A composer generates a melody by selecting each note independently and uniformly at random from all 12 pitch classes — maximizing Shannon entropy. What does information theory predict about listener engagement with this melody?
AMaximum engagement, because each note carries maximum information and surprises the listener
BModerate engagement, because listeners can form partial expectations from the equal distribution
CLow engagement, because without patterns, listeners cannot form expectations to be fulfilled or violated
DHigh engagement initially, declining only after the listener memorizes the pattern
Maximum entropy means no predictable structure — every note is equally surprising. Without structure, listeners cannot form expectations, and the anticipation-and-resolution cycle that drives musical engagement cannot occur. Information theory predicts peak engagement in an intermediate entropy zone where expectations form and are sometimes confirmed, sometimes violated. Option A confuses 'high information content per note' with 'high engagement' — these come apart when there is no pattern for the brain to model.
Question 2 Multiple Choice
In tonal music, the leading tone resolving to the tonic has very high probability of occurring. In information-theoretic terms, this resolution has:
AHigh information content, because it is a significant musical event
BLow information content, because it is highly predictable
CZero entropy, because the entire passage is deterministic once the leading tone sounds
DHigh entropy, because resolution can occur at many different moments
Information content = −log₂(p). A high-probability event has low information content: if p is close to 1, −log₂(p) is close to 0. The leading tone resolution is expected — it carries little 'news.' This is why its eventual arrival feels satisfying rather than surprising: the resolution confirms the expectation rather than violating it. A sudden chromatic pitch, by contrast, has high information content because it is rare (low p) and therefore genuinely surprising.
Question 3 True / False
A serialist composition organizes all pitches according to a deterministic tone row, so the composer's entropy is zero. Yet listeners unfamiliar with the row will experience high entropy in the piece.
TTrue
FFalse
Answer: True
This is the key distinction between structural entropy (from the composer's perspective) and perceptual entropy (from the listener's perspective). The row imposes complete determinism on pitch selection, so the composer's model has zero entropy. But a listener who cannot perceive the row — because serialism does not match auditory pattern recognition — has no usable statistical model and therefore experiences the sequence as nearly random: high perceptual entropy.
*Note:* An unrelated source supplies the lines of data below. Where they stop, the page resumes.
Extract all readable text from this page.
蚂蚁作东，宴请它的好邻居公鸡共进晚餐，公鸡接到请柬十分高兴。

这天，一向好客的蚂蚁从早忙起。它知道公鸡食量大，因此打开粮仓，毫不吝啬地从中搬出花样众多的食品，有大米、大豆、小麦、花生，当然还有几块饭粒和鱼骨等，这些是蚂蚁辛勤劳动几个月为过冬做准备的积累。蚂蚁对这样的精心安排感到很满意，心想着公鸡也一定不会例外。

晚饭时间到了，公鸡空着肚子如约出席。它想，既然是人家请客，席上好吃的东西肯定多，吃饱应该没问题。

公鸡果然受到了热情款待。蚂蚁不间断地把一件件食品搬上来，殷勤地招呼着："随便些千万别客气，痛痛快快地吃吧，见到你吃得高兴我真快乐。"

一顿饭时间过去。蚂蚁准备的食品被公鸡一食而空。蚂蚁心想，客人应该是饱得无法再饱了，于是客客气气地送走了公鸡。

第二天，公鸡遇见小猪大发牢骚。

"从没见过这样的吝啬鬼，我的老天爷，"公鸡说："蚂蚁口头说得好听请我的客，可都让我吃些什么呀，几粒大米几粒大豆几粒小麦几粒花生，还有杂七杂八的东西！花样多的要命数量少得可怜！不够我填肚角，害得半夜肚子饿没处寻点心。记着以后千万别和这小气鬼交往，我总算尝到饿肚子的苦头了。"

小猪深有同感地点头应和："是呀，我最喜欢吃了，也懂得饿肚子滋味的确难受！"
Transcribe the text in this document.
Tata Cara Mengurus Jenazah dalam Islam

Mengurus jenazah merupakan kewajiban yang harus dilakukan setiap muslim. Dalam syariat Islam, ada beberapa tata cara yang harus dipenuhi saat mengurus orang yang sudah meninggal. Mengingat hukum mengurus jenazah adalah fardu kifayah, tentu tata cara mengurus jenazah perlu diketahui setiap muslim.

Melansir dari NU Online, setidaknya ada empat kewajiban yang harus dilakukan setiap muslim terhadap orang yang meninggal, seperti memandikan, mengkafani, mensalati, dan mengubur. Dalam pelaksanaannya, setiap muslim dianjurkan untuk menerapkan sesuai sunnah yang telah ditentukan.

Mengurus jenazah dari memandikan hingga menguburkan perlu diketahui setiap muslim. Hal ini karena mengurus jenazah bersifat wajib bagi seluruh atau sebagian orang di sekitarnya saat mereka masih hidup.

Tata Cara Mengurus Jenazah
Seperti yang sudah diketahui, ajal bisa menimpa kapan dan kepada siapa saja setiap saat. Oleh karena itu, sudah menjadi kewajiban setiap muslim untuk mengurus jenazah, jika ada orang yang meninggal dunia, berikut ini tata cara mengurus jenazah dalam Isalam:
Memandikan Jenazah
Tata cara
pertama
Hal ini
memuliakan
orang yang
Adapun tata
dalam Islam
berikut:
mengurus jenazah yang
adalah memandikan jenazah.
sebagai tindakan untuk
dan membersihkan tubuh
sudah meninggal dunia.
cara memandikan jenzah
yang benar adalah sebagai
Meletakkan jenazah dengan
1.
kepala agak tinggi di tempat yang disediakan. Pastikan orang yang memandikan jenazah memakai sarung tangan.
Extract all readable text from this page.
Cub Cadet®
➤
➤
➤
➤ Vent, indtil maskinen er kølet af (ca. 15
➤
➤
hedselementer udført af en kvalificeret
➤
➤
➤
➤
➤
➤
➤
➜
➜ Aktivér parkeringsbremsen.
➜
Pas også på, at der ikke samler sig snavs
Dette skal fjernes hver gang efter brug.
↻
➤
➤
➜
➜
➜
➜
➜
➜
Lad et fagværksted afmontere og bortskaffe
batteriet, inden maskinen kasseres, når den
Information theory thus separates the encoder's structure from the decoder's experience.
Question 4 True / False
Information content and entropy are the same thing — a melody where each note has high information content necessarily has high entropy.
TTrue
FFalse
Answer: False
Information content is a property of a specific event: −log₂(p(xᵢ)) for one occurrence. Entropy H(X) = −Σ p(xᵢ) log₂ p(xᵢ) is the *expected* information content — an average over the entire probability distribution. A single surprising event (high information content) embedded in a mostly predictable piece does not make the whole piece high-entropy. Conversely, a piece can have high entropy without any single event being particularly surprising — they are all roughly equally probable.
Question 5 Short Answer
Explain the 'optimal entropy zone' concept: why do both very low-entropy (highly predictable) and very high-entropy (highly random) music tend to disengage listeners, while intermediate entropy engages them most?
Think about your answer, then reveal below.
Model answer: Listener engagement depends on the formation and resolution of expectations. Very low entropy means the listener's predictive model succeeds nearly perfectly every time — no surprises, nothing for the prediction engine to do, and the music becomes boring. Very high entropy means no patterns can be detected, so no expectations form — the listener cannot engage with anticipation or surprise because there is nothing to anticipate. At intermediate entropy, patterns are detectable enough for expectations to form, but violations and confirmations occur in a ratio that sustains interest. The brain is actively predicting and sometimes rewarded, sometimes surprised.
This model has empirical support in music cognition research: it predicts why music with some predictability (tonal structure, repeating rhythms) holds attention, and why both rigid minimalism and dense atonality can exhaust listeners in different ways. It also explains why familiarity breeds enjoyment up to a point before satiation sets in — repeated exposure lowers entropy from the listener's perspective as the piece becomes more predictable.